The present generation of Chettiar community has moved to different cities of India and other countries to pursue jobs and business interests. Today, Nagarathars are employed as professionals across the globe – in more than 50 countries. However, they do not fail to return to their land and to their roots, when there is a family function. Chettiar mansions and family gatherings are a reminder of the successful joint families that existed in the older days.
Places of interest
Chettiars are a religious community, with each member belonging to one of the clan temples in and around Karaikudi. Ilayathangudi temple, 19th century Vairavanpatti temple, the Soorakudi temple believed to possess supernatural powers, Velankudi temple, 12th century Iraniyur temple with the enchanting Nataraja, Pillaiyarpatti temple, Mathur temple, believed to have existed since 1500 yrs and the granite roofed Athmanathaswamy temple are all way beyond one’s usual expectation.
The Kanadukathan Village: Raja’s Palace. The Chettinad Raja’s Palace built in 1912, by Dr.Annamali Chettiyar, who also founded Indian Bank and the Annamalai University in Chidambaram. The palace has also featured in many Tamil movies. The Chettinad Museum is a home converted to showcase the typical Chettiar community lifestyle, complete with clothes, precious ornaments, utensils etc.
The Kandaangi and Chettinad cotton saree weaving centers are a delight to visit.

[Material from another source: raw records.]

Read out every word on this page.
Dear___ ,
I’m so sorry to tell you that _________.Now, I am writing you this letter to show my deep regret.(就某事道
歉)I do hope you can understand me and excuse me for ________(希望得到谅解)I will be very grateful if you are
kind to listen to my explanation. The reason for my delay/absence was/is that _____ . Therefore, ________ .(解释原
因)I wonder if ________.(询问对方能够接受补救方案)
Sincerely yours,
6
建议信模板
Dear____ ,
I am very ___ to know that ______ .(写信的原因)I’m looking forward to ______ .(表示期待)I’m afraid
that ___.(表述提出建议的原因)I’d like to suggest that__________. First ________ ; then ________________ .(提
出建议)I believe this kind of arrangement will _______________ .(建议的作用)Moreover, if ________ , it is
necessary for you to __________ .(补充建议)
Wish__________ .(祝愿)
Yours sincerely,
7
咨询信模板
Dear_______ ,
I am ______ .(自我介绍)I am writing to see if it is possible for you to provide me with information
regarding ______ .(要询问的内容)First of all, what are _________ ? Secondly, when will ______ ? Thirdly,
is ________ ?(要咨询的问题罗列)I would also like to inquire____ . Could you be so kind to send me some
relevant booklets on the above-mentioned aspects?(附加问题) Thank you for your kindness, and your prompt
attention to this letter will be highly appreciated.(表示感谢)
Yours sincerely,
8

Athangudi Tiles, the pride and joy of Athangudi Village, offers an enchanting display of beautiful and colorful handmade tiles manufactured in cottage industries. Wood carving is another intricate art worth seeing.
Muneeswaran Koil Street in Karaikudi Village is the place for all those with an unquenchable thirst for antiques. The street is bursting with antiquities of international origins. The Isai Payirichi Maiyam (School of music) in Koviloor village will soothe the soul of the musically inclined.
Bikes and bicycles are available for rent to explore the land and its many wonders. One could even hire a bullock cart to go back in time.
How to reach?
Chettinad is well connected by air, road, and rail. Madurai Airport and Tiruchirappalli International Airport are the nearest airports. A number of long distance trains from Chennai stop at Pudukkottai, Karaikudi, Kanadukaathan, Devakottai and Kallal stations. Buses are also frequent.